A second argument: Products of physical processes are transcendently determinate. But no product of the understanding has an infinity of content, not contained therein logically. So no physical product can ever be such a content of the understanding.
Some thinking is as much physical as it is immaterial. My walking, as an action, is as much a mode of thought as it is a mode of movement; yet no movement, however complex, could ever make a thought.
Leibniz says in section 17 of the Monadology (in Philosophical Papers and Letters, Leroy Loemker, ed. and trans. 2nd ed. (Dordrecht: Reidel, 1969), p. 644) that, if perception were supposed to be produced by a machine, we could make the machine on large scale and walk around in it like a mill; we would never find a perception, only the movements of wheels, gears, and pulleys. Similar reasoning is given in Leibniz's Conversation of Philarete and Ariste (Loemker, p. 623). I thank Margaret Wilson for pointing these passages out to me.

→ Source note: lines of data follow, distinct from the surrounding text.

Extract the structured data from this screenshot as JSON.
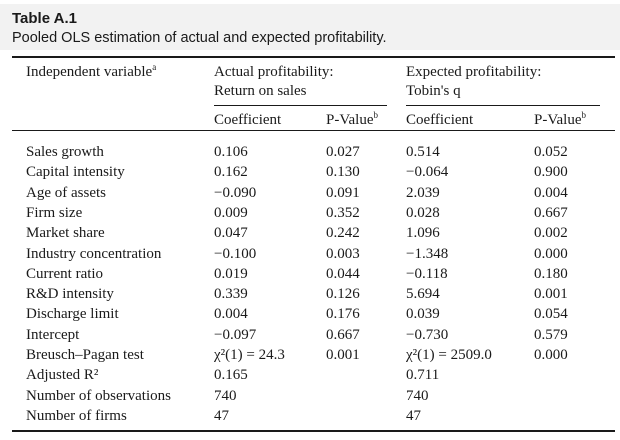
{
  "caption": {
    "label": "Table A.1",
    "title": "Pooled OLS estimation of actual and expected profitability."
  },
  "header": {
    "row_label": "Independent variable",
    "row_label_note": "a",
    "group1_line1": "Actual profitability:",
    "group1_line2": "Return on sales",
    "group2_line1": "Expected profitability:",
    "group2_line2": "Tobin's q",
    "coef1": "Coefficient",
    "pval1": "P-Value",
    "pval1_note": "b",
    "coef2": "Coefficient",
    "pval2": "P-Value",
    "pval2_note": "b"
  },
  "rows": [
    {
      "label": "Sales growth",
      "c1": "0.106",
      "p1": "0.027",
      "c2": "0.514",
      "p2": "0.052"
    },
    {
      "label": "Capital intensity",
      "c1": "0.162",
      "p1": "0.130",
      "c2": "−0.064",
      "p2": "0.900"
    },
    {
      "label": "Age of assets",
      "c1": "−0.090",
      "p1": "0.091",
      "c2": "2.039",
      "p2": "0.004"
    },
    {
      "label": "Firm size",
      "c1": "0.009",
      "p1": "0.352",
      "c2": "0.028",
      "p2": "0.667"
    },
    {
      "label": "Market share",
      "c1": "0.047",
      "p1": "0.242",
      "c2": "1.096",
      "p2": "0.002"
    },
    {
      "label": "Industry concentration",
      "c1": "−0.100",
      "p1": "0.003",
      "c2": "−1.348",
      "p2": "0.000"
    },
    {
      "label": "Current ratio",
      "c1": "0.019",
      "p1": "0.044",
      "c2": "−0.118",
      "p2": "0.180"
    },
    {
      "label": "R&D intensity",
      "c1": "0.339",
      "p1": "0.126",
      "c2": "5.694",
      "p2": "0.001"
    },
    {
      "label": "Discharge limit",
      "c1": "0.004",
      "p1": "0.176",
      "c2": "0.039",
      "p2": "0.054"
    },
    {
      "label": "Intercept",
      "c1": "−0.097",
      "p1": "0.667",
      "c2": "−0.730",
      "p2": "0.579"
    },
    {
      "label": "Breusch–Pagan test",
      "c1": "χ²(1) = 24.3",
      "p1": "0.001",
      "c2": "χ²(1) = 2509.0",
      "p2": "0.000"
    },
    {
      "label": "Adjusted R²",
      "c1": "0.165",
      "p1": "",
      "c2": "0.711",
      "p2": ""
    },
    {
      "label": "Number of observations",
      "c1": "740",
      "p1": "",
      "c2": "740",
      "p2": ""
    },
    {
      "label": "Number of firms",
      "c1": "47",
      "p1": "",
      "c2": "47",
      "p2": ""
    }
  ]
}
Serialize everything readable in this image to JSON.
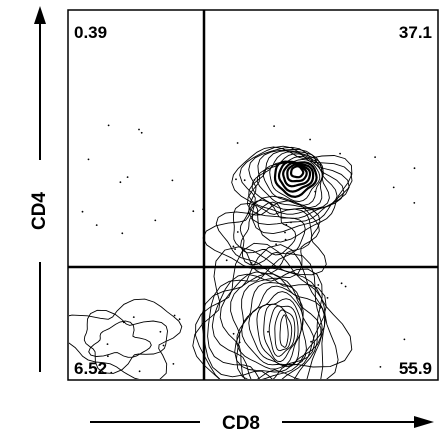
{
  "chart_data": {
    "type": "contour",
    "xlabel": "CD8",
    "ylabel": "CD4",
    "grid": false,
    "quadrant_gates": {
      "upper_left": "0.39",
      "upper_right": "37.1",
      "lower_left": "6.52",
      "lower_right": "55.9"
    },
    "populations": [
      {
        "name_hidden": "",
        "cx": 0.62,
        "cy": 0.74,
        "rings": 14
      },
      {
        "name_hidden": "",
        "cx": 0.59,
        "cy": 0.15,
        "rings": 16
      },
      {
        "name_hidden": "",
        "cx": 0.12,
        "cy": 0.16,
        "rings": 3
      }
    ],
    "colors": {
      "ink": "#000000",
      "background": "#ffffff"
    }
  }
}
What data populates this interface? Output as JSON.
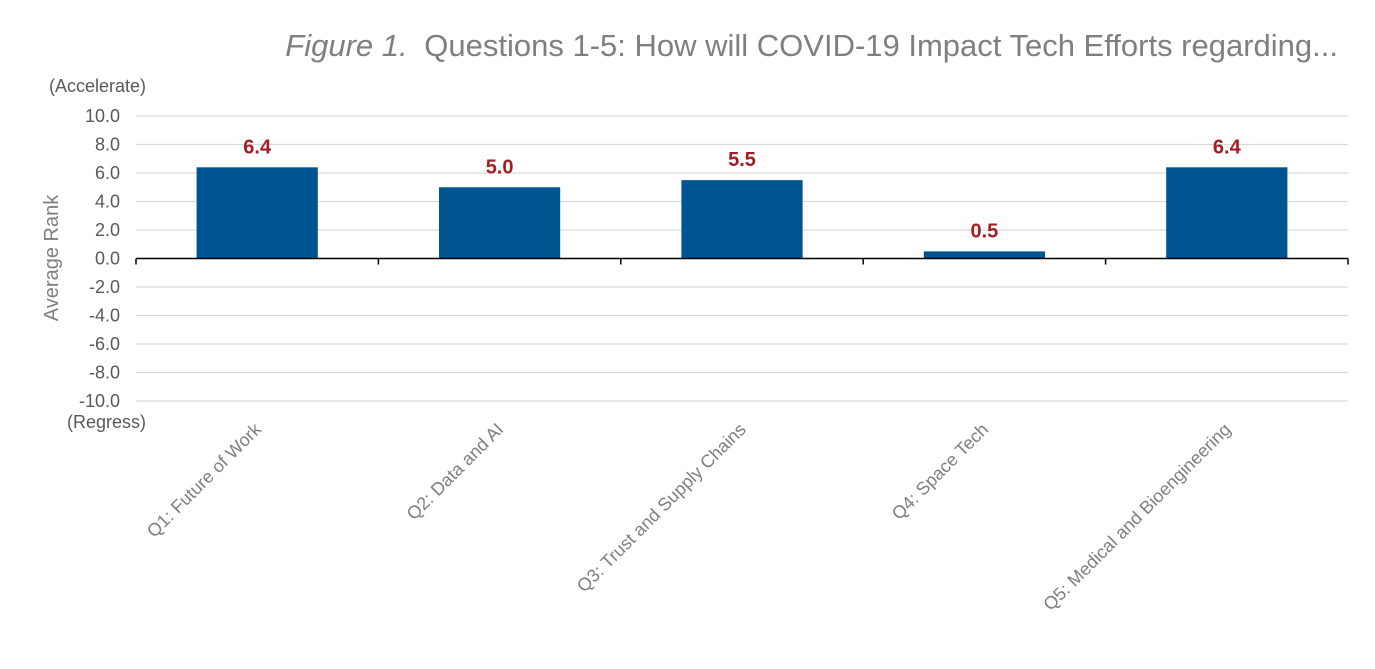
{
  "chart_data": {
    "type": "bar",
    "title_prefix": "Figure 1.",
    "title": "Questions 1-5: How will COVID-19 Impact Tech Efforts regarding...",
    "ylabel": "Average Rank",
    "y_top_note": "(Accelerate)",
    "y_bottom_note": "(Regress)",
    "ylim": [
      -10,
      10
    ],
    "y_ticks": [
      "10.0",
      "8.0",
      "6.0",
      "4.0",
      "2.0",
      "0.0",
      "-2.0",
      "-4.0",
      "-6.0",
      "-8.0",
      "-10.0"
    ],
    "categories": [
      "Q1: Future of Work",
      "Q2: Data and AI",
      "Q3: Trust and Supply Chains",
      "Q4: Space Tech",
      "Q5: Medical and Bioengineering"
    ],
    "values": [
      6.4,
      5.0,
      5.5,
      0.5,
      6.4
    ],
    "data_labels": [
      "6.4",
      "5.0",
      "5.5",
      "0.5",
      "6.4"
    ],
    "grid": true,
    "legend": "none",
    "colors": {
      "bar": "#00548f",
      "data_label": "#a31e22"
    }
  }
}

A third argument: The present cases concern the definiteness of the form of the thinking. A third, parallel argument can be constructed from the definiteness of the content of thought, that thought is definite among incompossible contents in a way no physical process can ever be. Similar underdetermination arguments apply.
Machines do not process numbers (though we do); they process representations (signals). Since addition is a process applicable only to numbers, machines do not add. And so on for statements, musical themes, novels, plays, and arguments.